Mad Max: Fury Road is a testament to how important it is to have talent behind the camera when making a movie. Structurally, the film is one big, extended chase scene. The last one of these was Getaway, which is so awful it deserves to be shown to large crowds, ready to laugh, at midnight screenings once a year. You know, like The Room or Birdemic. Fury Road, on the other hand, keeps one long chase thrilling for almost two hours of running time, and does so while providing gorgeous visuals and a decent amount of character development. And explosions. Lots and lots of explosions. More explosions than your typical Michael Bay movie.
The film has been directed by George Miller, who brought us the previous three Mad Max films, but in recent years has spent his time directing family-friendly films like Happy Feet and Babe: Pig in the City. He returns to his roots, at least in spirit if not in budget, with Fury Road, a big-budget, R-rated, B-grade action movie.
The premise? Max Rockatansky (Tom Hardy, who replaces Mel Gibson in the role) joins up with a fugitive, Furiosa (Charlize Theron) to rescue a group of girls (Rosie Huntington-Whiteley, Riley Keough, Zoe Kravitz, Abbey Lee, and Courtney Eaton) from the clutches of the tyrannical Immortan Joe (Hugh Keays-Byrne, unrecognizable despite playing the villain in the first film). So, they drive through the post-apocalyptic desert that the series has become known for, blowing up practically everything in their path, all while searching for "the green place."

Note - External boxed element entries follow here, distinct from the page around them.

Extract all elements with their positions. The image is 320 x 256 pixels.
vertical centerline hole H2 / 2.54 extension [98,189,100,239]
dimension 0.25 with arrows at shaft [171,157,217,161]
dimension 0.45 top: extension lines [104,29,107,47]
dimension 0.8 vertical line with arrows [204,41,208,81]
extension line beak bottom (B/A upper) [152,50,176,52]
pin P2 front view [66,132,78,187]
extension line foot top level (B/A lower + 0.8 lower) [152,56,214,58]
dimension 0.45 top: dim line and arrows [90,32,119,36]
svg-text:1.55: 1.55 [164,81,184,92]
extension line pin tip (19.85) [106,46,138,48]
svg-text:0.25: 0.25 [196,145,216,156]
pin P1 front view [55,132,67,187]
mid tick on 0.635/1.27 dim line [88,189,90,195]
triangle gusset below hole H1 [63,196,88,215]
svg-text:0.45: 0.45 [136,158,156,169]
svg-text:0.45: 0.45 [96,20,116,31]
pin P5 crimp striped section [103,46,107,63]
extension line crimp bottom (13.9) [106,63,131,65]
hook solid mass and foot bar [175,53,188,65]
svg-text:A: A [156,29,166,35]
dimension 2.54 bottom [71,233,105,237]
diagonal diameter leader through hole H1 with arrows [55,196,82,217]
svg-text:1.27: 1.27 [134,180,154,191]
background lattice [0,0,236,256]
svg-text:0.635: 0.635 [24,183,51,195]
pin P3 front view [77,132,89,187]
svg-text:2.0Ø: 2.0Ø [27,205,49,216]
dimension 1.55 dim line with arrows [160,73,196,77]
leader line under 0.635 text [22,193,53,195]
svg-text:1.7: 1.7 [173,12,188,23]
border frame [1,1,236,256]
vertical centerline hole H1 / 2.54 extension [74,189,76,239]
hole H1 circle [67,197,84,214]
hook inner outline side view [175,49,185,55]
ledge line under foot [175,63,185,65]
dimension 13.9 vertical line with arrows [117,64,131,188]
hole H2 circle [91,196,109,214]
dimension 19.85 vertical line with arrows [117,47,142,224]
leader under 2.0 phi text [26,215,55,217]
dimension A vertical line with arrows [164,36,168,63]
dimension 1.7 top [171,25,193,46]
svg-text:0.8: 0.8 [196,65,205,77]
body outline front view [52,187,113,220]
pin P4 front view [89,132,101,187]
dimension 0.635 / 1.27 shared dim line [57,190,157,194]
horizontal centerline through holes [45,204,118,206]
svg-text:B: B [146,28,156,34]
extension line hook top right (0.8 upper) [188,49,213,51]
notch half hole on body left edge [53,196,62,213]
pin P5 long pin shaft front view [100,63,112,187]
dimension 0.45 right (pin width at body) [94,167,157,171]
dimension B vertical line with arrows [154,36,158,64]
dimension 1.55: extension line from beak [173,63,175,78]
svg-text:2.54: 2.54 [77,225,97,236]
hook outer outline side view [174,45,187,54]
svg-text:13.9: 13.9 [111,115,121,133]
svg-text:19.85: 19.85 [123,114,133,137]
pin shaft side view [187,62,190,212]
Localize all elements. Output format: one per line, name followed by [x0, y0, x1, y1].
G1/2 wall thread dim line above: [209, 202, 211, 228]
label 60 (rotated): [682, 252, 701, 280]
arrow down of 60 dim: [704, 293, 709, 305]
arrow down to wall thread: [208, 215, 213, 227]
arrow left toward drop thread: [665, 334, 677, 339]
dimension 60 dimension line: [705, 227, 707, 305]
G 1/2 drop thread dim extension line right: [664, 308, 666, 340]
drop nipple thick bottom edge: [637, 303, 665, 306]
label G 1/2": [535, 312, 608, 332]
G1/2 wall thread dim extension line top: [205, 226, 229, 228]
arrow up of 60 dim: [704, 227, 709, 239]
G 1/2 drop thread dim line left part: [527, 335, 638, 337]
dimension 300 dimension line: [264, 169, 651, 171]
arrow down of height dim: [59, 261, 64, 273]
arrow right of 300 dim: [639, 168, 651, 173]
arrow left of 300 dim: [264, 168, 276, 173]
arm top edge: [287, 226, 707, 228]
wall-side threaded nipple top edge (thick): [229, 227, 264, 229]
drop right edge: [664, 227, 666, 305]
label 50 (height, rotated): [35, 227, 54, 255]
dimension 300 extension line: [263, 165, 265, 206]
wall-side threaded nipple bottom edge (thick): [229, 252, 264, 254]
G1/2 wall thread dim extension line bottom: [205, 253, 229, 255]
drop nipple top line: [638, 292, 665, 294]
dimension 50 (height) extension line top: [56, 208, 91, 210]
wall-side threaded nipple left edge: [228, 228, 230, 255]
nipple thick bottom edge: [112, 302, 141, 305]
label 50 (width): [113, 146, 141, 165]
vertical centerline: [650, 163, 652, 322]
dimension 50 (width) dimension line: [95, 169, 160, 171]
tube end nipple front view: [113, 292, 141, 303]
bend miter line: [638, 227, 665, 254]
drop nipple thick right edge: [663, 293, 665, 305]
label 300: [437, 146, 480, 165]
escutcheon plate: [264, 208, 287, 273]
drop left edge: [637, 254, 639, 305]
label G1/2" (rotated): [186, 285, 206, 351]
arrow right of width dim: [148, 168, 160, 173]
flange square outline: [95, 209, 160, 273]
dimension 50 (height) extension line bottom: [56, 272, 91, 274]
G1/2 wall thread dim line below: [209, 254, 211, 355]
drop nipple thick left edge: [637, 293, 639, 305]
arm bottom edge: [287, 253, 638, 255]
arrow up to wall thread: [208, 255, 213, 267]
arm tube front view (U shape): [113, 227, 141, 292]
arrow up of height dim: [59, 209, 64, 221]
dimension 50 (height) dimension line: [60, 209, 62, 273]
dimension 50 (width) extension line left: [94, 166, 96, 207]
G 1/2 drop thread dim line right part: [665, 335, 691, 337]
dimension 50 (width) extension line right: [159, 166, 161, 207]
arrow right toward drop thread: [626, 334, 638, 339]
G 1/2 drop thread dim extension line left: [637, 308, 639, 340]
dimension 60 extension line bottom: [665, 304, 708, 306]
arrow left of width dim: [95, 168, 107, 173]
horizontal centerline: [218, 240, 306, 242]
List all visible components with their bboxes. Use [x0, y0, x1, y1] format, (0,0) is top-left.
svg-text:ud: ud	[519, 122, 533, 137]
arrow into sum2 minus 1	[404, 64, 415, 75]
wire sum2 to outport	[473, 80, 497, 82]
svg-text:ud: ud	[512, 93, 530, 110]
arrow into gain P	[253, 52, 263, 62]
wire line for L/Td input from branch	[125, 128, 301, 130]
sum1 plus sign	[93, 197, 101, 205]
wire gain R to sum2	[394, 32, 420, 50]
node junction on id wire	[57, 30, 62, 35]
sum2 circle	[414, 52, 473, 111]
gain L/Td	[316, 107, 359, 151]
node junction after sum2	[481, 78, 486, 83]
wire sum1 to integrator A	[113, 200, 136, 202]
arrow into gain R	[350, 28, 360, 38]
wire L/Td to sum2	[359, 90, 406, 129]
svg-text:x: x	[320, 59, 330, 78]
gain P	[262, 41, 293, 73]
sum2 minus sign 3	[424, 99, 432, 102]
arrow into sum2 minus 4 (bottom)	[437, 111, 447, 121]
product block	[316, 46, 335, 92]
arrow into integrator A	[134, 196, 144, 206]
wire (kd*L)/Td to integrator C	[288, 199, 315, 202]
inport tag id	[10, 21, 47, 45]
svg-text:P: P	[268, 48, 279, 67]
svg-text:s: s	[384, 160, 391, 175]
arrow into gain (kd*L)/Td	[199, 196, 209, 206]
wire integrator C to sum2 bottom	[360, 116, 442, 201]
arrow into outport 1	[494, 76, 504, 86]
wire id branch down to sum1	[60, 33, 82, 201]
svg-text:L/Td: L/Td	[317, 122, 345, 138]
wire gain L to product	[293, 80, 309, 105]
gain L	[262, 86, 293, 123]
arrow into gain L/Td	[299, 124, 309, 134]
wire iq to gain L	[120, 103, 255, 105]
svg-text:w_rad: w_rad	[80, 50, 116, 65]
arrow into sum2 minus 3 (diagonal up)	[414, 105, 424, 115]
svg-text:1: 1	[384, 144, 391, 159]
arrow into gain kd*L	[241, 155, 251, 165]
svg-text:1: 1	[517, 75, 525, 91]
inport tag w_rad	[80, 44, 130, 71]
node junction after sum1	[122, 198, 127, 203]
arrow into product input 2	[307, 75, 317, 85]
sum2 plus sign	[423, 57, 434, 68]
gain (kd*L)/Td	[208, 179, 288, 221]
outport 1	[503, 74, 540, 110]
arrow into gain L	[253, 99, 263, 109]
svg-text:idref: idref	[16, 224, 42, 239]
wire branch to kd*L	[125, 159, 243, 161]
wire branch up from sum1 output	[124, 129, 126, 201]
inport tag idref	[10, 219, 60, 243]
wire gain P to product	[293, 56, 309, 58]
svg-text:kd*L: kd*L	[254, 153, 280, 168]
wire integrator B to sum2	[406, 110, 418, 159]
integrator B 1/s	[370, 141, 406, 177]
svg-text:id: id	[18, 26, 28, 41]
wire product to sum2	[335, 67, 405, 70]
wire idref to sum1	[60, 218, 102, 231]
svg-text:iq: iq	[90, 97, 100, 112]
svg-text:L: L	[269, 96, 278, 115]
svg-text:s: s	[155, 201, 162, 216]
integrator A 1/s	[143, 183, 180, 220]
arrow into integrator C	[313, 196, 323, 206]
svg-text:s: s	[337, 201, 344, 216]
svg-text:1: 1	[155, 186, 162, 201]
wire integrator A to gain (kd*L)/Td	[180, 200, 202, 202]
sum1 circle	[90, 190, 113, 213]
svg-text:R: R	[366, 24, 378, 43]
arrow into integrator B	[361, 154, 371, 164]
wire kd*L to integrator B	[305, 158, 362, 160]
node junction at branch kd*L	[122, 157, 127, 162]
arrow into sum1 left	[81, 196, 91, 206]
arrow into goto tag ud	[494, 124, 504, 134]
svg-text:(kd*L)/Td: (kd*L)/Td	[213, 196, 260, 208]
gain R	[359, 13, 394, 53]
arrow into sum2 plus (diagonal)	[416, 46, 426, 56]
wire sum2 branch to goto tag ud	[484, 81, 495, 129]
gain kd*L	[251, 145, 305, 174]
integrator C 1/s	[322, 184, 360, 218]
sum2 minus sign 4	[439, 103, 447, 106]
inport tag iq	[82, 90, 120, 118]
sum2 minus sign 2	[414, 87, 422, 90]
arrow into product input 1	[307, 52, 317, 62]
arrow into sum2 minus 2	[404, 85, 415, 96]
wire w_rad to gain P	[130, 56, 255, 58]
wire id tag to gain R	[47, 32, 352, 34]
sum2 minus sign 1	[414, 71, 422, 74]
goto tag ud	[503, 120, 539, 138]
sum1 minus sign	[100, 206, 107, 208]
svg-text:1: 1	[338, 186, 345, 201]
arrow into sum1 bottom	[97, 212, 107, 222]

Is there more to it than that? Honestly, not really. Like I said, it's just one lengthy chase scene. Most of the character beats happen while the film is in motion. While most movies stop to give the characters time to deliver exposition or grow, this one just keeps on trucking - while still giving us these things, which make the action feel more important. We become invested in these characters even though they don't pause to tell us why we should. When we do stop, it's to let the enemy get closer, ramping up tension that was already cranked up higher than most films can even dream of reaching. This is the type of movie that raises the heart rate, drops your jaw, and pleases your eyeballs for every second that it's on-screen.
It takes a talented director to pull this off, and I don't think anyone coming away from Fury Road is going to claim that George Miller isn't talented, assuming they didn't have that opinion already. The premise could have easily become dull, the characters could have been one-note dullards, the B-movie premise and aesthetic means the stunts could have been lackluster - but none of that happens. There's genuine heart and passion put into this project, and you can feel it radiating through every frame.